Things I’ve learned from Twitter

The United States spent 121 billion minutes on social media sites in July 2012, according to Nielsen’s Annual Social Media report. With my impending social media doom trembling between my tweeting thumbs, I’m grabbing a hold of my 140 character reins and becoming a student of social media. Thus, I have compiled this report of all the things I’ve learned from Twitter (subject to whom you follow).

The most reliable source of weather is Twitter. Why wake up and get out of bed in the morning to check the current outdoor conditions when you can just stay in bed and look on your phone. Luckily I have so many followers who love to tweet the weather at their current location every morning, especially in barley-extreme weather events. They are usually better than any weather app on my phone. In fact you can learn all sorts of things about climate on Twitter. These are a few of my favorites: It rains in Maine. It’s windy in Maine. Maine is cold. Annoyingly cold. It snows in Maine. If it weren’t for social media I’d have no concepts of my surroundings.

Twitter has opened me up to a whole world of social and psychological issues I had no clue people were struggling with. I realize how hard it is for my followers to get up in the morning. They face so many struggles like the awful syndrome, Procrastination, which I’ve learned a lot about through Twitter, both personally and through others. The battles facing people in their tweets seem to be specific to one person. No one in the world, it appears, could ever have the same problem as another. Going to class is a painful ordeal for people; they must have to walk so far in terrible conditions. I think many tweet-people have insomnia as well. But of all the issues facing the tweeter today homework seems to be the most heart-wrenching task on the face of the twittersphere. I don’t know how people still find time to post updates with such a burden.

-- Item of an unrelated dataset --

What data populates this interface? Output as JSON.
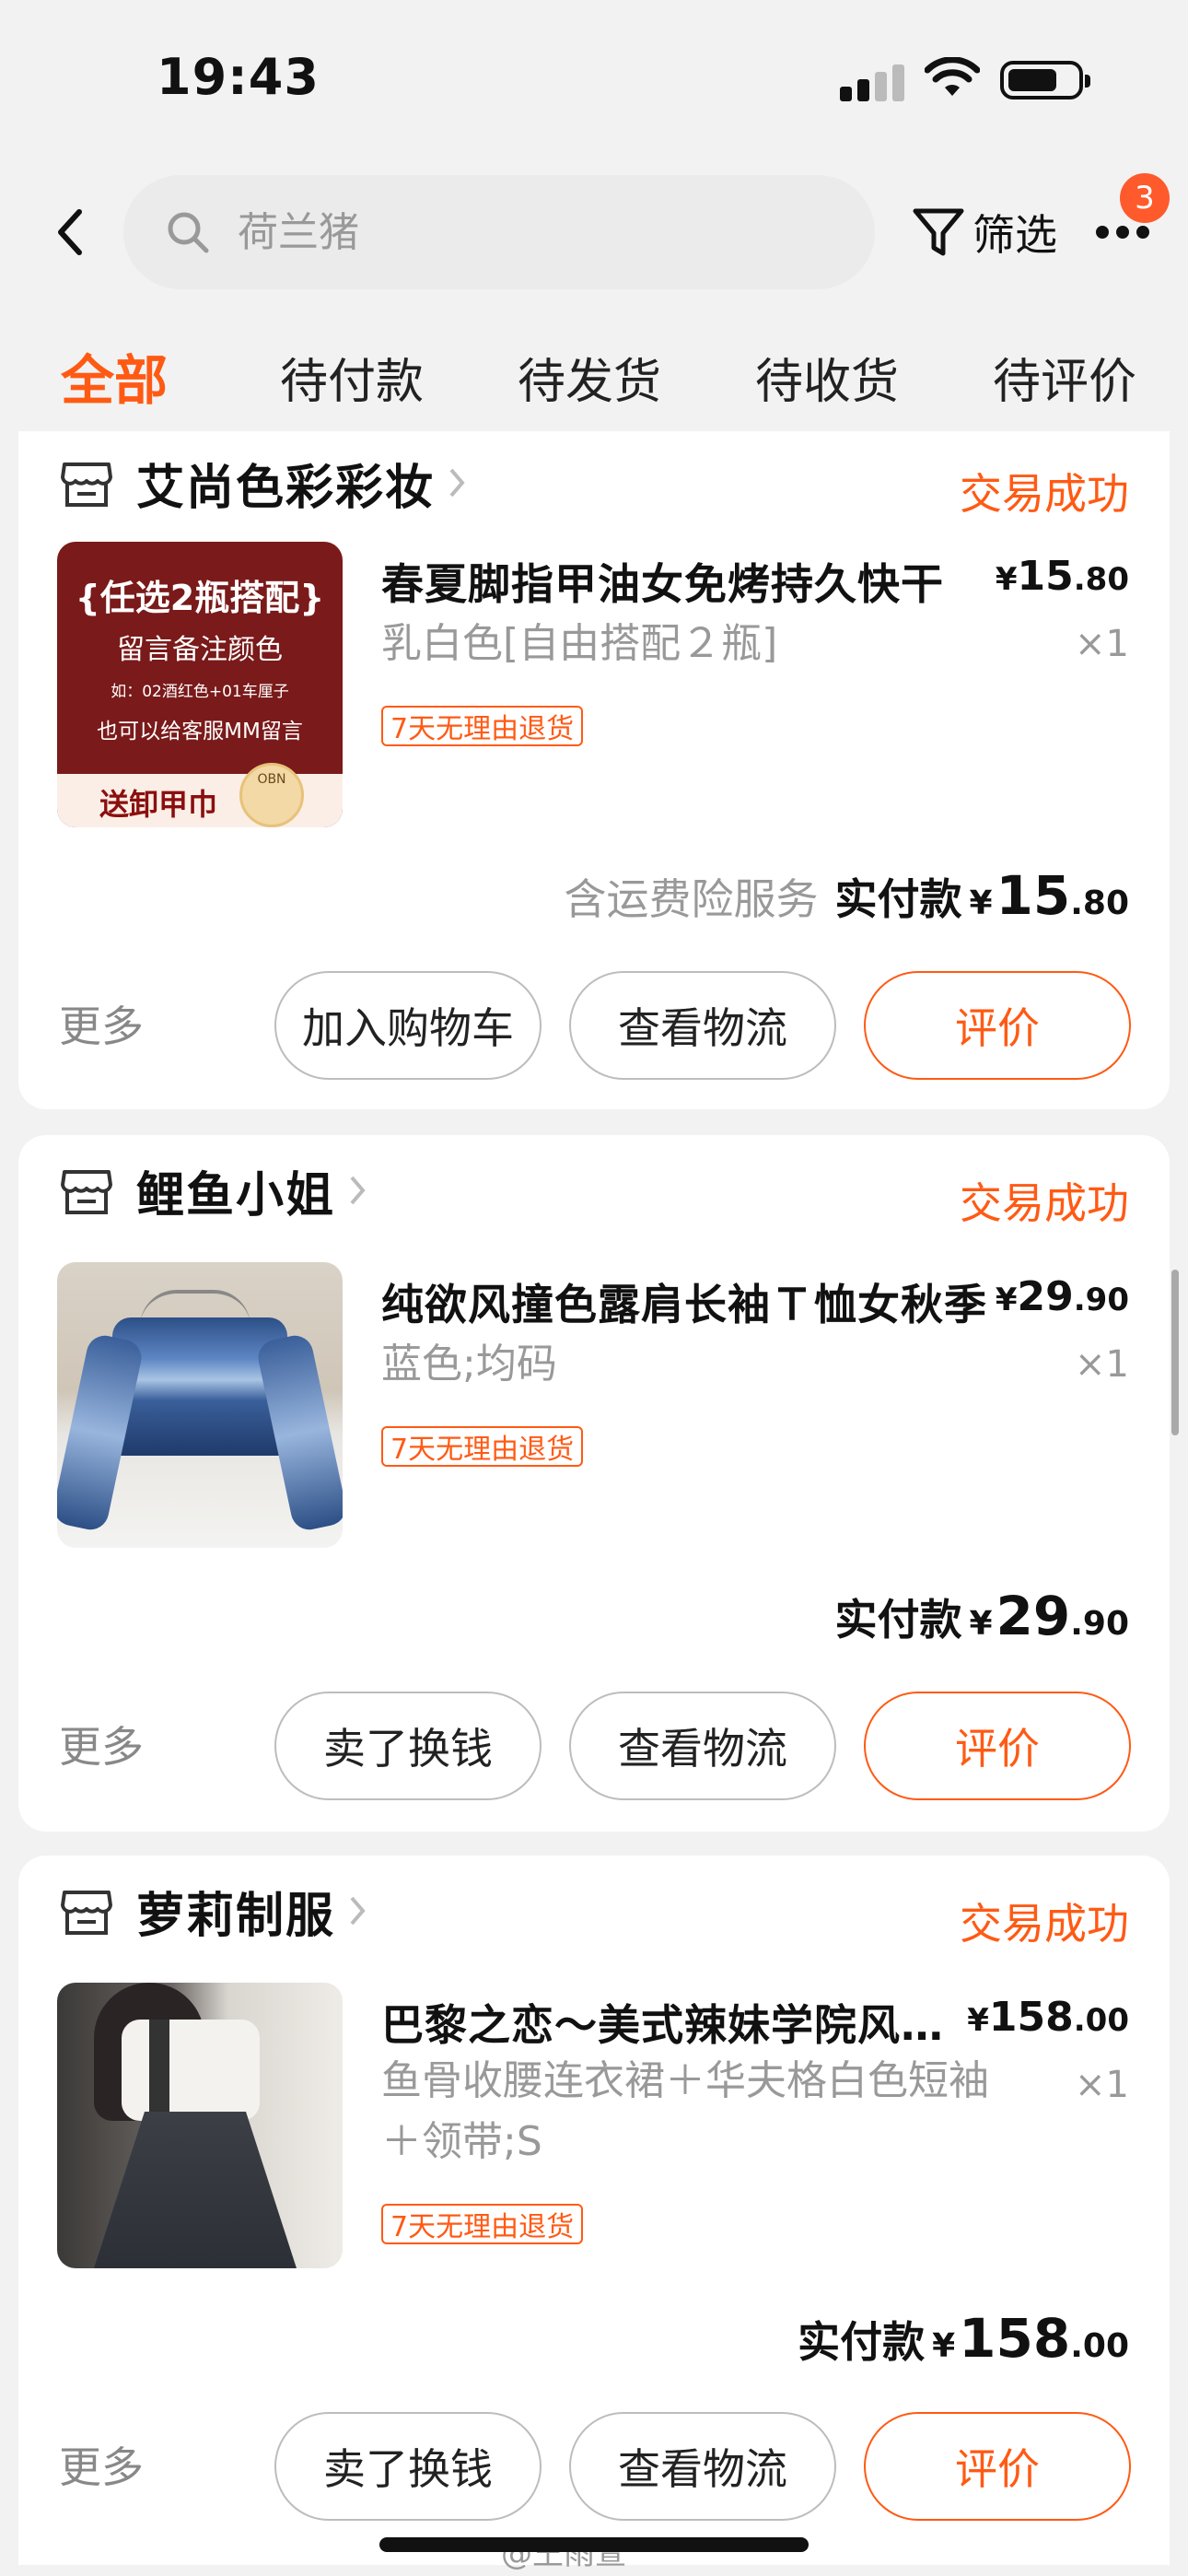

Twitter can be really great; it alerts you to when Breaking Bad, the Red Sox, the Voice, President Obama, the Bruins, the Patriots and Mad Men are on TV. Yet it can alert you to very important things as well such as when your friends are really feeling down in the dumps about an ex–I mean feeling great about their significant other, no I lied, they feel crappy. It’s so hard to tell when people post ambiguous tweets about “no one in particular.”

My knowledge gained from twitter has even expanded to small niche groups of information that the average person without an account wouldn’t know. I have an extensive arsenal of pick up lines about the government shut down just waiting to be used. My favorite is, “Hey I just met you, and this is crazy, I’m on furlough, so call me maybe?” I also know Bible quotes and country song lyrics. I know a list of many things longer than Kim Kardashinan’s marriage, but I supposed that information is out of date since she’s now having a child with Kanye West.